I just loaded a DB dump, and not only it created tables, and loaded the data in those tables, it also up'ed a lot of migrations.
And after running the remaining migrations, running rake db:migrate:status tells me that the status of each migration is UP, but the migrations have not actually done what they are supposed to do.
For example, I have a migration that creates a table called notes. It has been up'ed, and the tables notes doesn't exist. So I had to redo this migration, but commenting out the code in self.down method.
My question is: How can a migration be in UP status even though the table it tries to create, hasn't been created in the database. Or I guess, the db dumb that I loaded earlier, has populated schema_migrations table in such a way that Rails considers mostly migrations are up, but actually they aren't.

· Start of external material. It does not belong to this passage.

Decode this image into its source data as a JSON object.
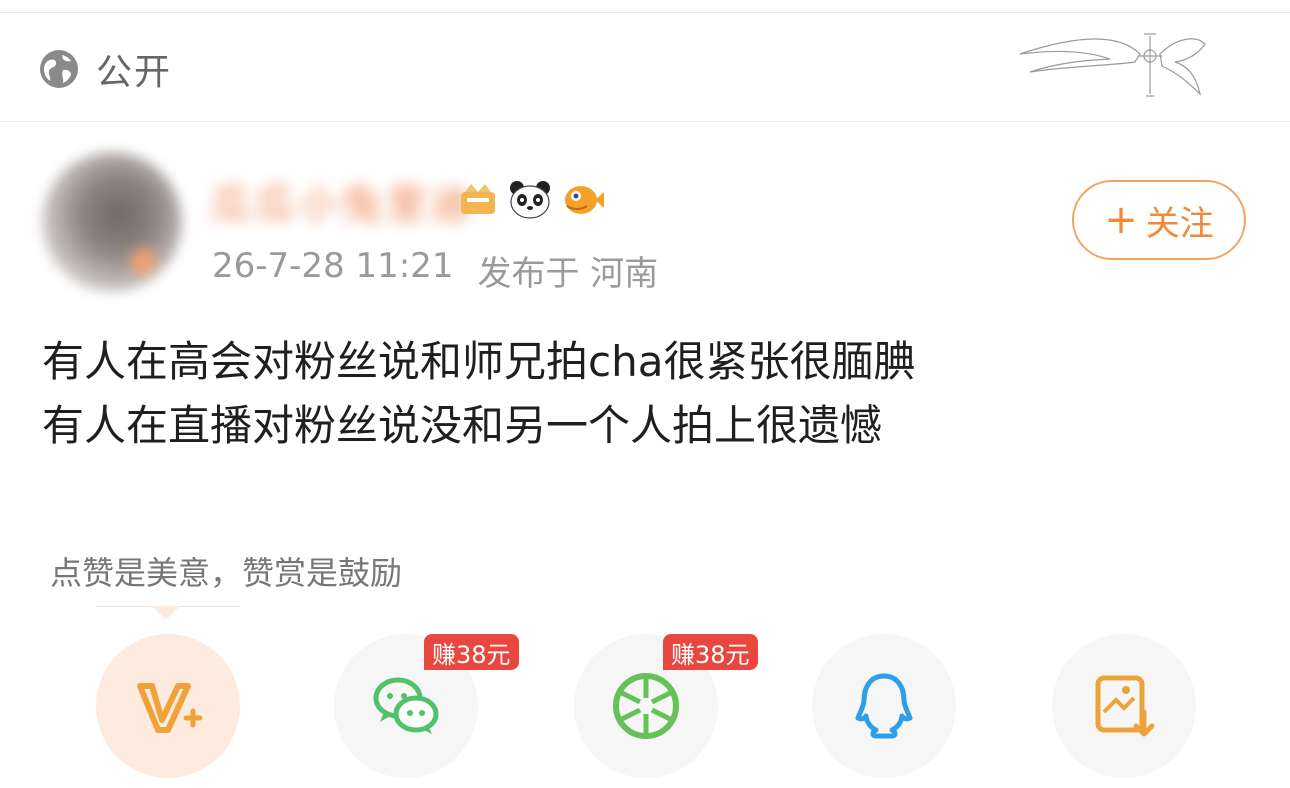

Now, do I need manually need to rake db:migrate:redo VERSION=xxxxxxx each migration, or there is a better solution?
Rails adds a table to your schema named schema_migrations which stores the timestamp of each migration in a single column. It doesn't show up in the schema.rb, but Rails will compare the timestamps in db/migrate and the timestamp of schema.rb to the values of the schema_migrations table to determine which migrations have run.

Rails uses Rack middleware ActiveRecord::Migration::CheckPending to do that.
You can view all Rack middlewares Rails is using by executing rack middleware in your console.